Tel Maresha (Israel): Ancient Israelites first to eat chickens rather than make them fight

Chickens had begun to spread from Asia to the Near East thousands of years ago, but they were a spectator sport, not a food.

Ruth Schuster

Source - http://www.haaretz.com/life/archaeology/.premium-1.667089

4131975087A cooking pot with chicken bones inside, found at Maresha Photo by Archaeology Dept., University of Haifa

Chickens may have evolved in southeast Asia and were first domesticated there, but their economic exploitation apparently began in ancient Israel. Piles of chicken bones discovered at the archaeological site of Tel Maresha, dating back around 2200-2400 years, are the earliest-known evidence of concentrated economic exploitation of the fowl, says a Haifa University archaeology team.
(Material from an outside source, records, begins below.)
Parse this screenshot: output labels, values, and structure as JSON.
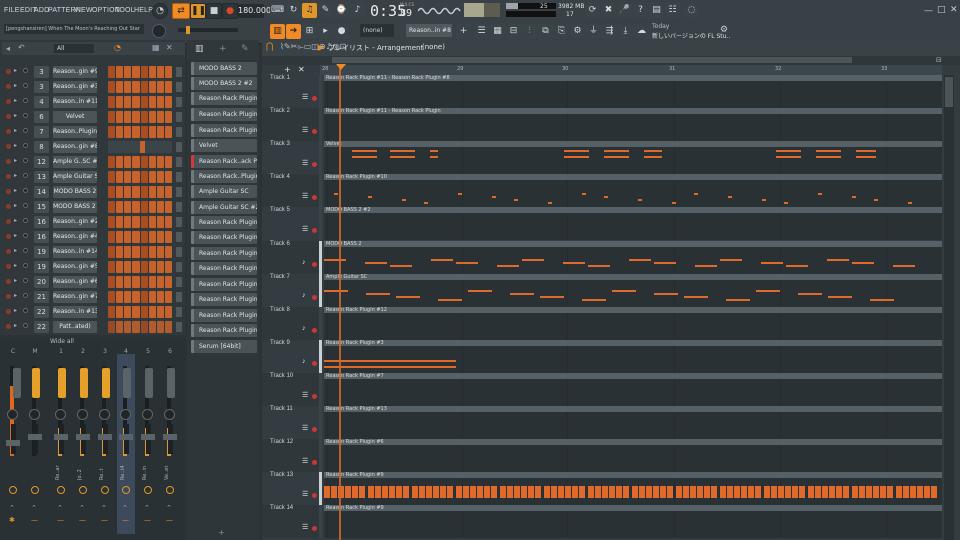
{
  "menu": [
    "FILE",
    "EDIT",
    "ADD",
    "PATTERN",
    "VIEW",
    "OPTION",
    "TOOL",
    "HELP"
  ],
  "transport": {
    "tempo": "180.000",
    "time_main": "0:35",
    "time_sub": "89",
    "time_unit": "M:S:CS",
    "pattern": "Reason..in #8",
    "cpu": "3982 MB",
    "poly": "17",
    "cpu_num": "25",
    "none": "(none)"
  },
  "hint": {
    "title": "[pengshansiren] When The Moon's Reaching Out Star",
    "news_title": "Today",
    "news_body": "新しいバージョンの FL Stu.."
  },
  "channel_filter": "All",
  "channels": [
    {
      "num": "3",
      "name": "Reason..gin #9"
    },
    {
      "num": "3",
      "name": "Reason..gin #3"
    },
    {
      "num": "4",
      "name": "Reason..in #11"
    },
    {
      "num": "6",
      "name": "Velvet"
    },
    {
      "num": "7",
      "name": "Reason..Plugin"
    },
    {
      "num": "8",
      "name": "Reason..gin #8"
    },
    {
      "num": "12",
      "name": "Ample G..SC #2"
    },
    {
      "num": "13",
      "name": "Ample Guitar SC"
    },
    {
      "num": "14",
      "name": "MODO BASS 2"
    },
    {
      "num": "15",
      "name": "MODO BASS 2 #2"
    },
    {
      "num": "16",
      "name": "Reason..gin #2"
    },
    {
      "num": "16",
      "name": "Reason..gin #4"
    },
    {
      "num": "19",
      "name": "Reason..in #14"
    },
    {
      "num": "19",
      "name": "Reason..gin #5"
    },
    {
      "num": "20",
      "name": "Reason..gin #6"
    },
    {
      "num": "21",
      "name": "Reason..gin #7"
    },
    {
      "num": "22",
      "name": "Reason..in #13"
    },
    {
      "num": "22",
      "name": "Patt..ated)"
    }
  ],
  "mixer": {
    "label": "Wide all",
    "strips": [
      "C",
      "M",
      "1",
      "2",
      "3",
      "4",
      "5",
      "6"
    ],
    "names": [
      "",
      "",
      "Re..ar",
      "Jo..2",
      "Re..t",
      "Re..t4",
      "Re..in",
      "Ve..et"
    ]
  },
  "picker": [
    "MODO BASS 2",
    "MODO BASS 2 #2",
    "Reason Rack Plugin #9",
    "Reason Rack Plugin #3",
    "Reason Rack Plugin #8",
    "Velvet",
    "Reason Rack..ack Plugin",
    "Reason Rack..Plugin #8",
    "Ample Guitar SC",
    "Ample Guitar SC #2",
    "Reason Rack Plugin #4",
    "Reason Rack Plugin #4",
    "Reason Rack Plugin #5",
    "Reason Rack Plugin #6",
    "Reason Rack Plugin #7",
    "Reason Rack Plugin #13",
    "Reason Rack Plugin #10",
    "Reason Rack Plugin #12",
    "Serum [64bit]"
  ],
  "playlist": {
    "title": "プレイリスト - Arrangement",
    "pattern": "(none)",
    "bars": [
      "28",
      "29",
      "30",
      "31",
      "32",
      "33"
    ]
  },
  "tracks": [
    {
      "name": "Track 1",
      "clip": "Reason Rack Plugin #11 - Reason Rack Plugin #8"
    },
    {
      "name": "Track 2",
      "clip": "Reason Rack Plugin #11 - Reason Rack Plugin"
    },
    {
      "name": "Track 3",
      "clip": "Velvet"
    },
    {
      "name": "Track 4",
      "clip": "Reason Rack Plugin #10"
    },
    {
      "name": "Track 5",
      "clip": "MODO BASS 2 #2"
    },
    {
      "name": "Track 6",
      "clip": "MODO BASS 2"
    },
    {
      "name": "Track 7",
      "clip": "Ample Guitar SC"
    },
    {
      "name": "Track 8",
      "clip": "Reason Rack Plugin #12"
    },
    {
      "name": "Track 9",
      "clip": "Reason Rack Plugin #3"
    },
    {
      "name": "Track 10",
      "clip": "Reason Rack Plugin #7"
    },
    {
      "name": "Track 11",
      "clip": "Reason Rack Plugin #13"
    },
    {
      "name": "Track 12",
      "clip": "Reason Rack Plugin #6"
    },
    {
      "name": "Track 13",
      "clip": "Reason Rack Plugin #9"
    },
    {
      "name": "Track 14",
      "clip": "Reason Rack Plugin #9"
    }
  ],
  "colors": {
    "accent": "#f08a24",
    "note": "#e06a2a",
    "panel": "#2b3337"
  }
}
That's as opposed to pitting roosters against each other for fun. Cockfighting apparently began earlier – in Asia, well 

over 8,000 years ago, says the team. Then chickens began to reach the Levant about 5,000 years ago. But the idea of eating the things rather than watching them savage one another apparently took a long time to sink in.

Not only did the team from the university's Zinman Institute of Archaeology find an "exceptionally high frequency" of chicken bones at Maresha. Most of the bones hailed from adult birds, and there were twice as many female-bird bones as male. These findings are strongly indicative that the chickens were being eaten, not exploited for sport - a conclusion also supported by butching marks on the bones.

Doctoral student Lee Perry-Gal speculates that as the chicken was domesticated for consumption, rather than sport or worship, it underwent breeding to become more docile.

Chicken remains were found at other archaeological sites dating from the Hellenistic period  (the fourth-second centuries BCE) around Israel. But they were a rarity. At Maresha, they constitute about 29% of animal remains found. At other sites, the proportion ranged from 1% to 13%.

Also indicative of the rising importance of the chicken during that era is the leap in the proportion of archaeological sites featuring chicken bones, from less than 3% in the Middle Bronze Age to nearly 50% in the Hellenistic period, say the researchers.

Why the chicken crossed the Mediterranean

Chickens as said evolved in eastern Asia and were evidently also first domesticated there, and in China, say the scientists in their paper, published in PNAS. They also note indications of chicken domestication in ancient India, dating from to the second millennium BCE. At that point, the bird began to spread out, including to the Near East.

The earliest chicken remains found in our region, in Turkey by the Mediterranean Sea, and in Iran and Syria, date back to the third millennium BCE, though there is an argument for even earlier chicken remains in ancient Egypt. 

But these scattered chicken remains were rare and sparse, explain the archaeologists, and were certainly not great piles of bones indicative of feasting on fowls.

Also, ancient references to chickens in all these places relate to the cocks, not the females, and refer to them as belligerent exotica, not supper. At Maresha, for the first time, the prevalence of females and sheer amount of bones suggest the first concentrated farming for consumption.

How exactly the birds spread from southeast Asia to the Near East and Europe is not known.

It bears stressing again that the chicken was known, it just was not, apparently, being eaten. Chickens are mentioned by Theognis of Megara in the sixth century BCE, the paper points out and from the 7th century BCE, the ancient Greeks were painting cocks on to pottery. But the earliest sites in Europe clearly showing chicken domestication for eating are at least a hundred years later than Maresha – sometime in the 1st century BCE.

The archaeologists conclude that chicken husbandry may have begun in the southern Levant, and spread from there to Europe. Their dissemination may have been helped by the fact that the inland city of Maresha, which is mentioned in the Book of Joshua and in the Books of Chronicles, sat on a major trading route, though by the late second century BCE, the town had been destroyed, and was never to rise again.